Her alan ve her konuda sergilenen niyet ve çabalar…
Yazarken bile gözlerinizin dolduğu, ekranın buğulandığı kalemin-klavyenin zor ilerlediği konular vardır. Ülkemizde yaşanan her alanda ve her konudaki karmaşık ve tehlikeli sorunlar yumağı gibi…
Doğadan çevreye, tarımdan hayvancılığa, insan sağlığından eğitime uzanan konulara ilişkin yanıtsız kalan sorulara bakınca liste o kadar kabarık ki hangi kurumdan ya da değerden başlamalı?
Ekonomiden işsizliğe, kayırmacılıktan abilik yapma hevesine, bölge liderliği sevdasından ben ne dersem o iddiasına yönetim katında sınırsız bir vurdumduymazlık hâkimken, hele de halkın büyük çoğunluğunda şaşırtıcı da olsa derin bir sessizlik yaygınken söze nereden girmeli…
Aaaa, iklim mi değişiyormuş, yeşil mi azalıyormuş, evi tarlayı sel mi basıyormuş, köy kent demeden toprak mı kayıyormuş, kent plancılığı denilen bir şey mi varmış? Özellikle yaz aylarında sabotaj kokan yangınlar da artış mı oluyormuş? Hay Allah ne kötü şey…
Dert ettiğin şeye bak! Sen olana değil, olacağa bak! Büyüklük merakımız her şeye yeter de artar bile! Dünyanın en büyük hava limanı bizde, dünyanın olmasa da (çünkü henüz yok!) en büyük millet bahçeleri için kolları sıvadık. Unutma sen ne anlarsın?
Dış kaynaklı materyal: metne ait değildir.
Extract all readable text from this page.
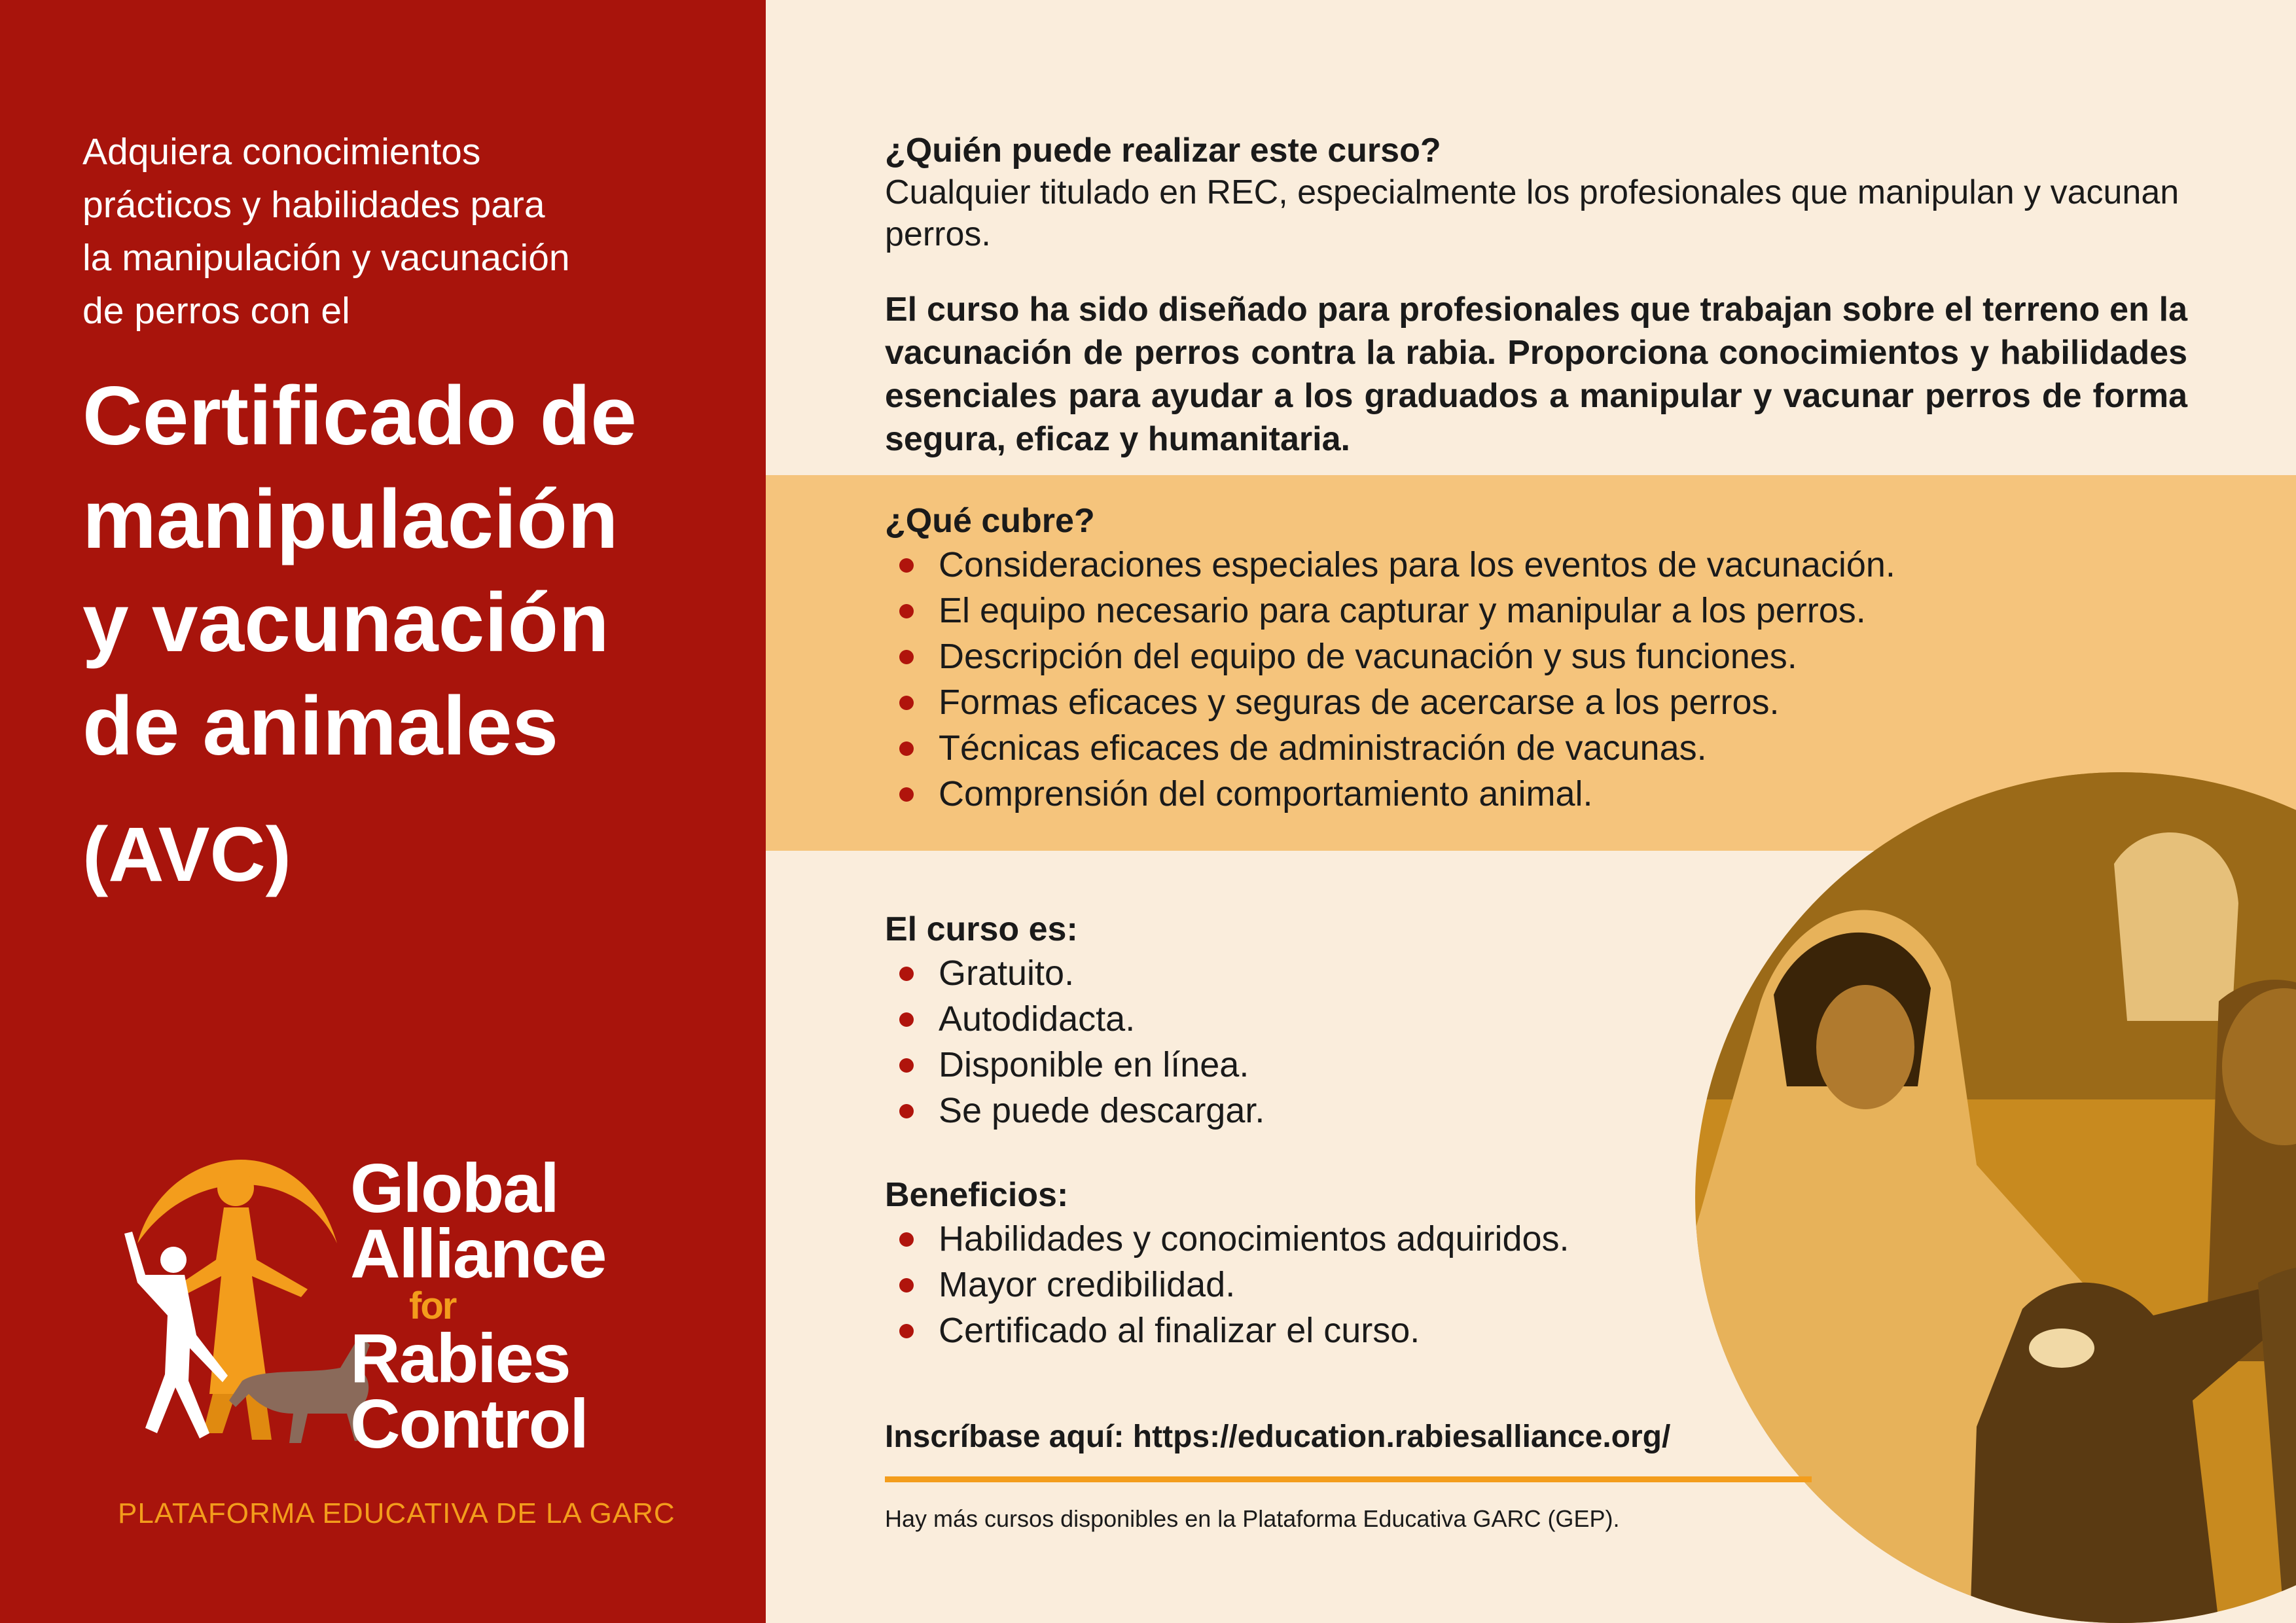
Adquiera conocimientos
prácticos y habilidades para
la manipulación y vacunación
de perros con el
Certificado de
manipulación
y vacunación
de animales
(AVC)
Global
Alliance
for
Rabies
Control
PLATAFORMA EDUCATIVA DE LA GARC
¿Quién puede realizar este curso?
Cualquier titulado en REC, especialmente los profesionales que manipulan y vacunan perros.
El curso ha sido diseñado para profesionales que trabajan sobre el terreno en la vacunación de perros contra la rabia. Proporciona conocimientos y habilidades esenciales para ayudar a los graduados a manipular y vacunar perros de forma segura, eficaz y humanitaria.
¿Qué cubre?
Consideraciones especiales para los eventos de vacunación.
El equipo necesario para capturar y manipular a los perros.
Descripción del equipo de vacunación y sus funciones.
Formas eficaces y seguras de acercarse a los perros.
Técnicas eficaces de administración de vacunas.
Comprensión del comportamiento animal.
El curso es:
Gratuito.
Autodidacta.
Disponible en línea.
Se puede descargar.
Beneficios:
Habilidades y conocimientos adquiridos.
Mayor credibilidad.
Certificado al finalizar el curso.
Inscríbase aquí: https://education.rabiesalliance.org/
Hay más cursos disponibles en la Plataforma Educativa GARC (GEP).
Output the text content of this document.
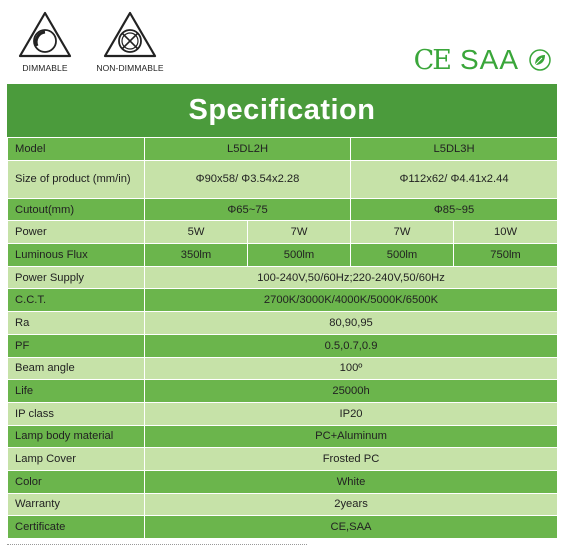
DIMMABLE	NON-DIMMABLE	CE SAA
Specification
Model	L5DL2H		L5DL3H	
Size of product (mm/in)	Φ90x58/ Φ3.54x2.28		Φ112x62/ Φ4.41x2.44	
Cutout(mm)	Φ65~75		Φ85~95	
Power	5W	7W	7W	10W
Luminous Flux	350lm	500lm	500lm	750lm
Power Supply	100-240V,50/60Hz;220-240V,50/60Hz			
C.C.T.	2700K/3000K/4000K/5000K/6500K			
Ra	80,90,95			
PF	0.5,0.7,0.9			
Beam angle	100º			
Life	25000h			
IP class	IP20			
Lamp body material	PC+Aluminum			
Lamp Cover	Frosted PC			
Color	White			
Warranty	2years			
Certificate	CE,SAA			
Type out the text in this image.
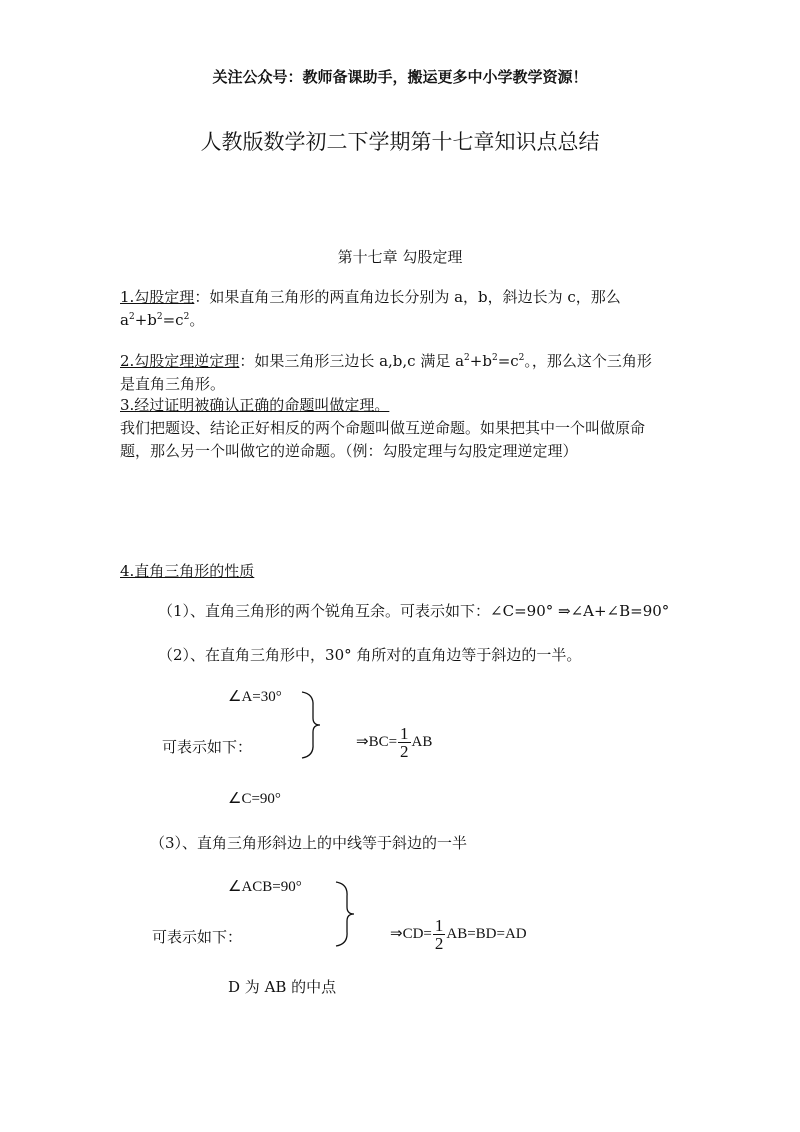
关注公众号：教师备课助手，搬运更多中小学教学资源！
人教版数学初二下学期第十七章知识点总结
第十七章 勾股定理
1.勾股定理：如果直角三角形的两直角边长分别为 a，b，斜边长为 c，那么 $a^2+b^2=c^2$。
2.勾股定理逆定理：如果三角形三边长 a,b,c 满足 $a^2+b^2=c^2$。，那么这个三角形
是直角三角形。
3.经过证明被确认正确的命题叫做定理。
我们把题设、结论正好相反的两个命题叫做互逆命题。如果把其中一个叫做原命
题，那么另一个叫做它的逆命题。（例：勾股定理与勾股定理逆定理）
4.直角三角形的性质
（1）、直角三角形的两个锐角互余。可表示如下：∠C=90° ⇒∠A+∠B=90°
（2）、在直角三角形中，30° 角所对的直角边等于斜边的一半。
∠A=30°
可表示如下：	⇒BC= $\frac{1}{2}$ AB
∠C=90°
（3）、直角三角形斜边上的中线等于斜边的一半
∠ACB=90°
可表示如下：	⇒CD= $\frac{1}{2} AB=BD=AD$
D 为 AB 的中点
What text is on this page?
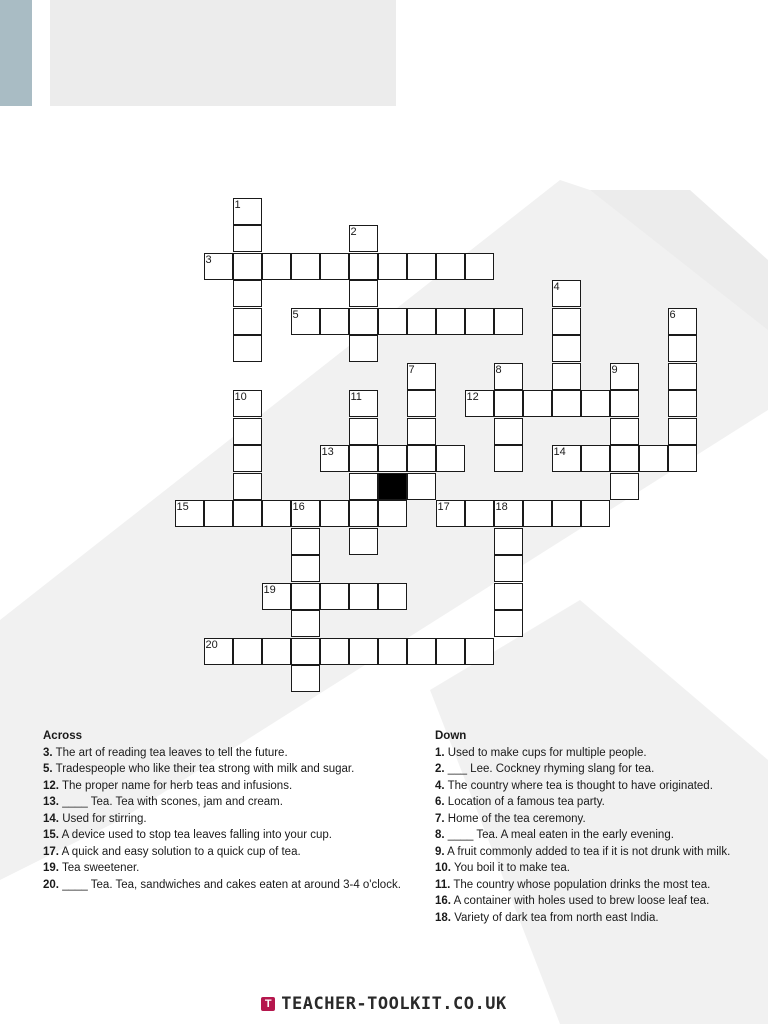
1
2
3
4
5	6
7	8	9
10	11	12
13	14
15	16	17	18
19
20
Across
3. The art of reading tea leaves to tell the future.
5. Tradespeople who like their tea strong with milk and sugar.
12. The proper name for herb teas and infusions.
13. ____ Tea. Tea with scones, jam and cream.
14. Used for stirring.
15. A device used to stop tea leaves falling into your cup.
17. A quick and easy solution to a quick cup of tea.
19. Tea sweetener.
20. ____ Tea. Tea, sandwiches and cakes eaten at around 3-4 o'clock.
Down
1. Used to make cups for multiple people.
2. ___ Lee. Cockney rhyming slang for tea.
4. The country where tea is thought to have originated.
6. Location of a famous tea party.
7. Home of the tea ceremony.
8. ____ Tea. A meal eaten in the early evening.
9. A fruit commonly added to tea if it is not drunk with milk.
10. You boil it to make tea.
11. The country whose population drinks the most tea.
16. A container with holes used to brew loose leaf tea.
18. Variety of dark tea from north east India.
T TEACHER-TOOLKIT.CO.UK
Bazı şeyler anlatmak için değil, yaşatmak içindir…
Başkent Ankara’da Atatürk’le özdeş binalar tek tek yok edilip özelleştiriliyormuş, Cumhuriyetin tarihi yapıları, hafızası ve izleri siliniyormuş. Başta AOÇ olmak üzere, Etibank binası, İller Bankası Binası, Danıştay binası, Tarihi Hükümet Konağı, Numune Hastanesi, Çubuk Barajı içinde yer alan Baraj Gazinosu, Renda Köşkü, TCDD misafirhanesi gibi bir kısmı doğal sit alanı içinde olan tarihi binalar yandaş kurumlara, vakıf ve derneklere veriliyormuş! Yaa çok ilginç…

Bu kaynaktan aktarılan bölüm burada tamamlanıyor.